= Mankurussi =

Town in Kerala, India

Mankurussi or Mankurissi is a small town near Palakkad in the state of Kerala in southern India. It is a part of Mankara Grama Panchayat.

==Location==
Mankurussi is midway between Palakkad and Ottapalam, located 17 km from Palakkad town in the Palakkad-Ponnani State Highway. It is located on the banks of river Bharathapuzha (Nila). Mankurussi finds place even in some very old books and the word 'Mankurussi' means 'The Birthplace of Great men' (as quoted by a famous saint).

==Economy==
Mankurussi is a developing town and Mankurussi junction connects the place called Kallur to the rest of the world. The Mankurussi junction has small shopping complexes with a post office, two medical shops, one internet cafe, one auditorium, some small hotels and stationery and grocery shops. The rice mill located very near to the junction is a very old establishment. Mankurussi also has a Primary School located on the way to Kallur.

==Tourism==
Mankurussi Bhagavthi temple (Mankurussi Bhagavathy Temple in Googlemaps) is a temple located there. It has Bhagavathy, Lord Shiva, Lord Ayyappa and Lord Ganapathi as the main idols of worship. It also has a Devaswom building with a hall and committee offices and also there is a pond behind the temple which faces the paddy fields. The 'Karthika Vilakku Mahotsavam' festival is held there. Also 'Ashtabandha Kalasam', 'Shiva raathri' and 'Aana oottu' are celebrated.

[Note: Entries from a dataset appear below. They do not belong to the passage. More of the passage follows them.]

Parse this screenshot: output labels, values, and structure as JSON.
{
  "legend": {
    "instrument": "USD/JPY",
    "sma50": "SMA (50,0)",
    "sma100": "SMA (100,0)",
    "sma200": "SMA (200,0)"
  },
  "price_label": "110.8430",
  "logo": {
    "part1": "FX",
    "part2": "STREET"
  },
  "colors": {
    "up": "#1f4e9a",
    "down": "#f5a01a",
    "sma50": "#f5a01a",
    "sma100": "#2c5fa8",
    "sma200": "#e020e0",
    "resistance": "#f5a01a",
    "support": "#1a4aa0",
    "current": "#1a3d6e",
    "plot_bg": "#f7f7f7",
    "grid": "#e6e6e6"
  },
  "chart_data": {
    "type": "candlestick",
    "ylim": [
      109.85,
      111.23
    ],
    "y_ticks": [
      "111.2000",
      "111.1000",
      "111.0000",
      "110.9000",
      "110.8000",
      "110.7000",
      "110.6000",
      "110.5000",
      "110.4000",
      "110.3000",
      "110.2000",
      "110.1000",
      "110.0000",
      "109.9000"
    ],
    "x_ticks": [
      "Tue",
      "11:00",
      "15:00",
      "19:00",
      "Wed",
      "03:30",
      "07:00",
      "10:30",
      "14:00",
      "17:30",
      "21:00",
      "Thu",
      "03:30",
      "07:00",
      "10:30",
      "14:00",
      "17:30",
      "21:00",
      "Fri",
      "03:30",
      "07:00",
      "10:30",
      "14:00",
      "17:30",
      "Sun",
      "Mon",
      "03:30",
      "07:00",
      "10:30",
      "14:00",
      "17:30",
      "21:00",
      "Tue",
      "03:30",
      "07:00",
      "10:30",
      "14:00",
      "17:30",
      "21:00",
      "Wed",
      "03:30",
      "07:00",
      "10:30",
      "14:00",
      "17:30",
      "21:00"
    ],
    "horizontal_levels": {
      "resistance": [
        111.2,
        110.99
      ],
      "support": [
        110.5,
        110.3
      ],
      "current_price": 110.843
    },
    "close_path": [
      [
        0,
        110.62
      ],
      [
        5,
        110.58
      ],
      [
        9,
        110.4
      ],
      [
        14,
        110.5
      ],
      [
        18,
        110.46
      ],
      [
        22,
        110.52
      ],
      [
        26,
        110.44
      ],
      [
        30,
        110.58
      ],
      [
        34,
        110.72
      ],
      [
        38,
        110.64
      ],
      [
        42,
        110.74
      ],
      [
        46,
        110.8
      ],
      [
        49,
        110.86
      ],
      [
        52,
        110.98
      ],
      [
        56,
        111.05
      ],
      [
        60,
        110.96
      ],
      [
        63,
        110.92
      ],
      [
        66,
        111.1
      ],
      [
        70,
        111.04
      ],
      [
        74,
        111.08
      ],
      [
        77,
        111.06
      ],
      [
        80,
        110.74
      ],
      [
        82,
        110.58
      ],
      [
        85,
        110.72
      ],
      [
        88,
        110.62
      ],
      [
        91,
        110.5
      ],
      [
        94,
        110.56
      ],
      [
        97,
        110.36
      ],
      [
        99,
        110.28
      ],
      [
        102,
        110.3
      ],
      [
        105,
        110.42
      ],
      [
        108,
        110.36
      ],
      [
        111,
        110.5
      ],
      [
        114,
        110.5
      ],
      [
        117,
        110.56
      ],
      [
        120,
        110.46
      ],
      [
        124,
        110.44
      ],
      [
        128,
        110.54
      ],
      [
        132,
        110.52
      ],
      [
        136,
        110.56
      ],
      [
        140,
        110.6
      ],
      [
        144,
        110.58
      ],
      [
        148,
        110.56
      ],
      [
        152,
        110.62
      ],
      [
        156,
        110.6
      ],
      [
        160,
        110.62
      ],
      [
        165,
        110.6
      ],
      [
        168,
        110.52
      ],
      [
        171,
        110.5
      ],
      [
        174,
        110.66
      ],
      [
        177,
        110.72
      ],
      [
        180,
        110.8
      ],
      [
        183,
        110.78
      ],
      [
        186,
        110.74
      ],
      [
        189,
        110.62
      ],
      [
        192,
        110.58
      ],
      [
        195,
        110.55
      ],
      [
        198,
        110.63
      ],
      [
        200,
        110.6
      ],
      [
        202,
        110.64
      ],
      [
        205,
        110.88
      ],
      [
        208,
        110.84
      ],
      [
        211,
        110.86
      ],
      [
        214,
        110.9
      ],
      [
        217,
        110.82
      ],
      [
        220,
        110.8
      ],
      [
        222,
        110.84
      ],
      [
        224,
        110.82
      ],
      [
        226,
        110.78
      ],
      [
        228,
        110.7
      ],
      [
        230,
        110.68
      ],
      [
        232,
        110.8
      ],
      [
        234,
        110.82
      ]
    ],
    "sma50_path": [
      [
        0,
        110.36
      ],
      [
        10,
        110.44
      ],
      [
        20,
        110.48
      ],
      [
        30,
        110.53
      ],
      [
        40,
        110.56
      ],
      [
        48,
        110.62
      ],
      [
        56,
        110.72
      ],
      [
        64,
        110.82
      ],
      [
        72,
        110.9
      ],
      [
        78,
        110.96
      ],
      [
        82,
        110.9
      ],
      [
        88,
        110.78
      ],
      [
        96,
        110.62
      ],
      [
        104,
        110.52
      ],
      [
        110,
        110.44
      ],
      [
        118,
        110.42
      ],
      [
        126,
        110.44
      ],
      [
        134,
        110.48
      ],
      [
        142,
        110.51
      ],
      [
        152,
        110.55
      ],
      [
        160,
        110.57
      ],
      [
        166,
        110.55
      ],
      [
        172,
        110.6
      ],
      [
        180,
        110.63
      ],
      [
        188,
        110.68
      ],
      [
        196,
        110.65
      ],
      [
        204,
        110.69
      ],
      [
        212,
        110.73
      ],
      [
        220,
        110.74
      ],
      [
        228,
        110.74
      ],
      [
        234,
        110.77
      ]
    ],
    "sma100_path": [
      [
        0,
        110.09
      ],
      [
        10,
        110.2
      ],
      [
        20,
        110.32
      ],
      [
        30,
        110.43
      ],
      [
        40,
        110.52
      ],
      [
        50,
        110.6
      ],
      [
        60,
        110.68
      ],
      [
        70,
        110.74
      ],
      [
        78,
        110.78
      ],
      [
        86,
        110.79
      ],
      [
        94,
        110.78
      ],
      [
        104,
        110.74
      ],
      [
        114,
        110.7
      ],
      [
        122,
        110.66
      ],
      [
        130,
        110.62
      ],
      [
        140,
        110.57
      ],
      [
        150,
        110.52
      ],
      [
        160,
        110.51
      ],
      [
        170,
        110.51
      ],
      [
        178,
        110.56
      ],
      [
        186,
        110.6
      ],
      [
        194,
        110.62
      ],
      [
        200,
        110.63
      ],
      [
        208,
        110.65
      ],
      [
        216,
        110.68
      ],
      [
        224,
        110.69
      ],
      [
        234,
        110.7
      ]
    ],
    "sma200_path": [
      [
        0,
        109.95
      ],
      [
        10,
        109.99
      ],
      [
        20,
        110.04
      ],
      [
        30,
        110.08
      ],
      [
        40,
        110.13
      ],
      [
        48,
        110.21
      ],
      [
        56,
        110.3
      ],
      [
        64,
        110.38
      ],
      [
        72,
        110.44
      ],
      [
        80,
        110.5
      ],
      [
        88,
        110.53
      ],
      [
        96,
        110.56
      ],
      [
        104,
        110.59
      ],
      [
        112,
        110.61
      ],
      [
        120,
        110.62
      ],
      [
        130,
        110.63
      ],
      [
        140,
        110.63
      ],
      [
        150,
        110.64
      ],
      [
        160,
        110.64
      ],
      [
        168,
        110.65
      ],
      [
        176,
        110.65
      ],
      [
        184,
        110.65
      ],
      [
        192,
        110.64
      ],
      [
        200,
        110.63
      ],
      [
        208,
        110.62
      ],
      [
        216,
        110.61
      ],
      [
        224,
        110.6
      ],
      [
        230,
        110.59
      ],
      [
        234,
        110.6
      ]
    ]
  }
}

The 'annadanam' conducted for 10 days every year is known locally, and people from various places come and have Bhagavathi's 'prasadam'.

==Transportation==
Mankurussi town connects to other parts of India through Palakkad city. National Highway No.544 connects to Coimbatore and Bangalore. Other parts of Kerala is accessed through National Highway No.66 going through Thrissur. Calicut International Airport, Cochin International Airport and Coimbatore Airport are the nearest airports. Shoranur Junction railway station is the nearest major railway station.